Forever 21 clothing and accessories retailer is sending data breach notifications to more than half a million individuals who had their personal information exposed to network intruders.
The company is operating 540 outlets worldwide and employs roughly 43,000 people.
A sample of the data breach notice shared with the Office of the Maine Attorney General says that the company detected a cyberattack on several of its systems on March 20.
The investigation revealed that hackers had intermittent access to Forever 21 systems between January and March this year and leveraged this access to steal data.
“The investigation revealed that an unauthorized third party accessed certain Forever 21 systems at various times between January 5, 2023, and March 21, 2023,” reads the notice.
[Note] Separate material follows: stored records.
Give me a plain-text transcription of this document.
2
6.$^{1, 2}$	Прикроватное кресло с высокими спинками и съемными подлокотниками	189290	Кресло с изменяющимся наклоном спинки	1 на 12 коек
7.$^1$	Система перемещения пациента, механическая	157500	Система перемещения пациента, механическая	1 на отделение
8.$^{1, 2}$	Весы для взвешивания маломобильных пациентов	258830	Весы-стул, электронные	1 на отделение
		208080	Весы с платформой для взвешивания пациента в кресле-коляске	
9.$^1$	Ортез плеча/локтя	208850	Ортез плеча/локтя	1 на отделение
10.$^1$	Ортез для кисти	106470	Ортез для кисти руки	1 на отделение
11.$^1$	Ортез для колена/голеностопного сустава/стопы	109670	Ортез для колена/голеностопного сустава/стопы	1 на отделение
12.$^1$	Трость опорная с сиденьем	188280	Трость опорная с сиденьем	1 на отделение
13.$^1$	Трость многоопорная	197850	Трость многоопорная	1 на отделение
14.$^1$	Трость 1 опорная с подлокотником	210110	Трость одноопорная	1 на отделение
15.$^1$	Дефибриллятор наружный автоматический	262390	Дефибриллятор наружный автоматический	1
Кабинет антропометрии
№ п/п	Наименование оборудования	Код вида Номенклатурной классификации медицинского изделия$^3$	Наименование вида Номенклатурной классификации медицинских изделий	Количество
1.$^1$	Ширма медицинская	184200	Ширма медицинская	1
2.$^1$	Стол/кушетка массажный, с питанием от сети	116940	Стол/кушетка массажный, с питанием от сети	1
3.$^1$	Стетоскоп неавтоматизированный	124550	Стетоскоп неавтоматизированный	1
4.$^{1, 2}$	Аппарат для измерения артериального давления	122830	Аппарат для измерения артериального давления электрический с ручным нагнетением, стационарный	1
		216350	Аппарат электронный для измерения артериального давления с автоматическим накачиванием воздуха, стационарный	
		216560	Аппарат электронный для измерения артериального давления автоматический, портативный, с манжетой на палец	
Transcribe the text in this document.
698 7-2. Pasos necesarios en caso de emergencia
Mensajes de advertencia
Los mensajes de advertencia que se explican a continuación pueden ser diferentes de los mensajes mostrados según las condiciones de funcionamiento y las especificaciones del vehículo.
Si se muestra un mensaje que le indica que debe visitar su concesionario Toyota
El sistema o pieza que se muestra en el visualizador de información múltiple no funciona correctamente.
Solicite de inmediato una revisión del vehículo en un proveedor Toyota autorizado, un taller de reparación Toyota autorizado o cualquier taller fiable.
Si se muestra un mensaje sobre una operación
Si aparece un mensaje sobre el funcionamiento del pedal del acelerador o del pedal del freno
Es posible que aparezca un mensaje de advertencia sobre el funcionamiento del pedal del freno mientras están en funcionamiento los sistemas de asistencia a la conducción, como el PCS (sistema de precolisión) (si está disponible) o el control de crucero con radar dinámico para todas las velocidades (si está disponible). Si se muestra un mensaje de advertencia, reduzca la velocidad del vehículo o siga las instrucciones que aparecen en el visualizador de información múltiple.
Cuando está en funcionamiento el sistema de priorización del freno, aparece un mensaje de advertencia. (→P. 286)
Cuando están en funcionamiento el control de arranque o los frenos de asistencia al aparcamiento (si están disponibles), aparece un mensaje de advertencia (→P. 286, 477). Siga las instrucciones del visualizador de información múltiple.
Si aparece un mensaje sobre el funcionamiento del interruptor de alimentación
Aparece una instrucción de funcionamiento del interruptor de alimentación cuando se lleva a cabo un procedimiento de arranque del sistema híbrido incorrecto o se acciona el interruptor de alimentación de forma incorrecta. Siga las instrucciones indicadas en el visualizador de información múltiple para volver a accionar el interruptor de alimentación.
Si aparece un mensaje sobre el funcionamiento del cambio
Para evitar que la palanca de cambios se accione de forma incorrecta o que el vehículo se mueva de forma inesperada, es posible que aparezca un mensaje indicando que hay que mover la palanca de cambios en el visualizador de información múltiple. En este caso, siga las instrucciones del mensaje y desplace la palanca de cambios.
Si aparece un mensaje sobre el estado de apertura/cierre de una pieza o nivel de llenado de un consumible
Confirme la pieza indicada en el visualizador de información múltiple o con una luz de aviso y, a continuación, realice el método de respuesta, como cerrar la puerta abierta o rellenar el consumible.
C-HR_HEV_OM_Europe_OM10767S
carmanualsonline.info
The data breach notice sent on August 29 to 539,207 impacted individuals mentions the following data types as potentially exposed:
- Full name
- Social Security Number (SSN)
- Date of Birth
- Bank Account Number
- Forever 21 Health Plan information
BleepingComputer has contacted Forever 21 to determine if the security incident has impacted both customers and employees, but we have not received a response by publication time.
In the notice, Forever 21 reports that they have taken measures to ensure the hackers have erased the stolen data, an indication that the company communicated with the attacker.
This typically happens after ransomware attacks, when the victim engages in negotiation with the hackers to pay a more reasonable ransom. However, a ransomware attack on Forever 21 has not been confirmed.
Also, the firm states it has no indication that the stolen data has been shared with other cybercriminals and characterizes the risk arising from the event for exposed people as “low.”
Additionally, all notice recipients will find enclosed instructions on how to enroll for a free-of-charge 12-month fraud and identity theft protection service.
In November 2017, Forever 21 notified its customers of another data breach impacting its payments system, resulting in the compromise of card data from transactions made between March and October 2017.